Scrive Cavarero in “Le filosofie femministe” (Cavarero-Restaino):

In sintesi. La tradizione occidentale assume la differenza sessuale come un’opposizione di maschile e femminile in cui i due termini non sono posti sullo stesso piano, uno di fronte all’altro, bensì sono strutturati secondo un ordine gerarchico di subordinazione ed esclusione (…).

L’operazione, dunque, è semplice: posto il sesso maschile come rappresentativo dell’umano in quanto umano, il sesso femminile risulta non pienamente umano, ossia umano ma di grado inferiore, incompiuto. Nell’ordine simbolico patriarcale, la differenza sessuale non viene perciò intesa come una differenza che divide gli esseri umani in uomini e donne, bensì come una differenza che fa differire le donne dagli uomini. Visto che sugli uomini – anzi sull’UOMO che tende a sostanziarli in un concetto universale – si modella l’essere umano per eccellenza, il differire delle donne dagli uomini diventa una differenza che corrisponde a una mancanza o inferiorità (…). Se l’uomo e la donna sono differenti – e non si vuole rinunciare a tale differenza – sembra infatti che non si possa fare a meno di pensarli come OPPOSTI o come COMPLEMENTARI. A meno che non si sgombri il campo dal terreno stesso della differenza, e li si pensi come EGUALI”.

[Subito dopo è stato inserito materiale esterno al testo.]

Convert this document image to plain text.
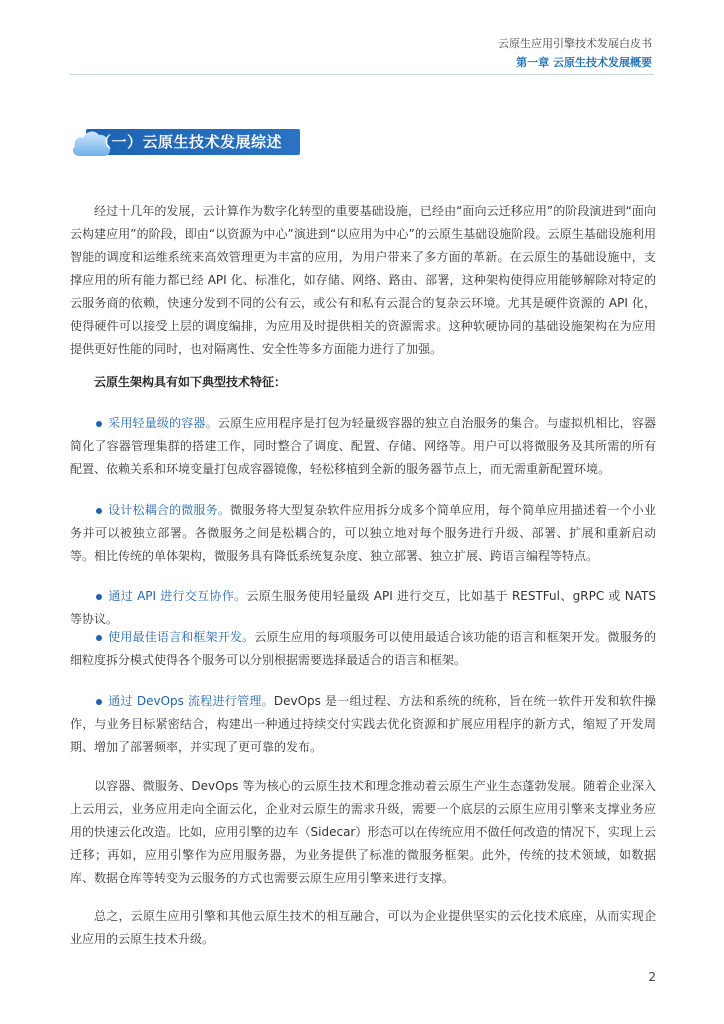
云原生应用引擎技术发展白皮书
第一章 云原生技术发展概要
（一）云原生技术发展综述

经过十几年的发展，云计算作为数字化转型的重要基础设施，已经由“面向云迁移应用”的阶段演进到“面向云构建应用”的阶段，即由“以资源为中心”演进到“以应用为中心”的云原生基础设施阶段。云原生基础设施利用智能的调度和运维系统来高效管理更为丰富的应用，为用户带来了多方面的革新。在云原生的基础设施中，支撑应用的所有能力都已经 API 化、标准化，如存储、网络、路由、部署，这种架构使得应用能够解除对特定的云服务商的依赖，快速分发到不同的公有云，或公有和私有云混合的复杂云环境。尤其是硬件资源的 API 化，使得硬件可以接受上层的调度编排，为应用及时提供相关的资源需求。这种软硬协同的基础设施架构在为应用提供更好性能的同时，也对隔离性、安全性等多方面能力进行了加强。

云原生架构具有如下典型技术特征：

采用轻量级的容器。云原生应用程序是打包为轻量级容器的独立自治服务的集合。与虚拟机相比，容器简化了容器管理集群的搭建工作，同时整合了调度、配置、存储、网络等。用户可以将微服务及其所需的所有配置、依赖关系和环境变量打包成容器镜像，轻松移植到全新的服务器节点上，而无需重新配置环境。

设计松耦合的微服务。微服务将大型复杂软件应用拆分成多个简单应用，每个简单应用描述着一个小业务并可以被独立部署。各微服务之间是松耦合的，可以独立地对每个服务进行升级、部署、扩展和重新启动等。相比传统的单体架构，微服务具有降低系统复杂度、独立部署、独立扩展、跨语言编程等特点。

通过 API 进行交互协作。云原生服务使用轻量级 API 进行交互，比如基于 RESTFul、gRPC 或 NATS 等协议。

使用最佳语言和框架开发。云原生应用的每项服务可以使用最适合该功能的语言和框架开发。微服务的细粒度拆分模式使得各个服务可以分别根据需要选择最适合的语言和框架。

通过 DevOps 流程进行管理。DevOps 是一组过程、方法和系统的统称，旨在统一软件开发和软件操作，与业务目标紧密结合，构建出一种通过持续交付实践去优化资源和扩展应用程序的新方式，缩短了开发周期、增加了部署频率，并实现了更可靠的发布。

以容器、微服务、DevOps 等为核心的云原生技术和理念推动着云原生产业生态蓬勃发展。随着企业深入上云用云，业务应用走向全面云化，企业对云原生的需求升级，需要一个底层的云原生应用引擎来支撑业务应用的快速云化改造。比如，应用引擎的边车（Sidecar）形态可以在传统应用不做任何改造的情况下，实现上云迁移；再如，应用引擎作为应用服务器，为业务提供了标准的微服务框架。此外，传统的技术领域，如数据库、数据仓库等转变为云服务的方式也需要云原生应用引擎来进行支撑。

总之，云原生应用引擎和其他云原生技术的相互融合，可以为企业提供坚实的云化技术底座，从而实现企业应用的云原生技术升级。

2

Riprendo l’ultimo enunciato. Dunque: Se non si vuole rinunciare alla differenza siamo obbligate/i – “sembra non si possa fare a meno” – scrive Cavarero – di pensare uomo e donna o come opposti o come complementari. Solo pensandoli così, la differenza “sembra” mantenuta. Esisterebbe tuttavia, secondo Cavarero, un altro modo di pensare donne e uomini: sbarazzarsi della differenza e pensarli come uguali. Ciò che se ne ricava è che, nei primi due casi come nel terzo, la differenza è destinata a scomparire: nei primi due casi essa viene risucchiata dentro l’ “opposizione” o la “complementarietà” – nel terzo viene azzerata dal concetto di egualitarismo che qualcuna ha correttamente definito ”un sintomo illuminista dell’ordine simbolico patriarcale”. Infatti le diverse modalità di negazione della differenza qui descritte sono l’infelice risultante del sistema di pensiero androcentrico-patriarcale.

Ma è possibile, si chiede Cavarero, fare in modo che “il differire delle donne dagli uomini” sia qualcosa d’altro, qualcosa di diverso da “una differenza che corrisponde a una mancanza o inferiorità”? E’ possibile NON rinunciare a tale differenza senza che ciò significhi pensare la donna e l’uomo come “opposti” o “complementari” o “eguali”?

E se questa possibilità, se questa alternativa esiste, qual è?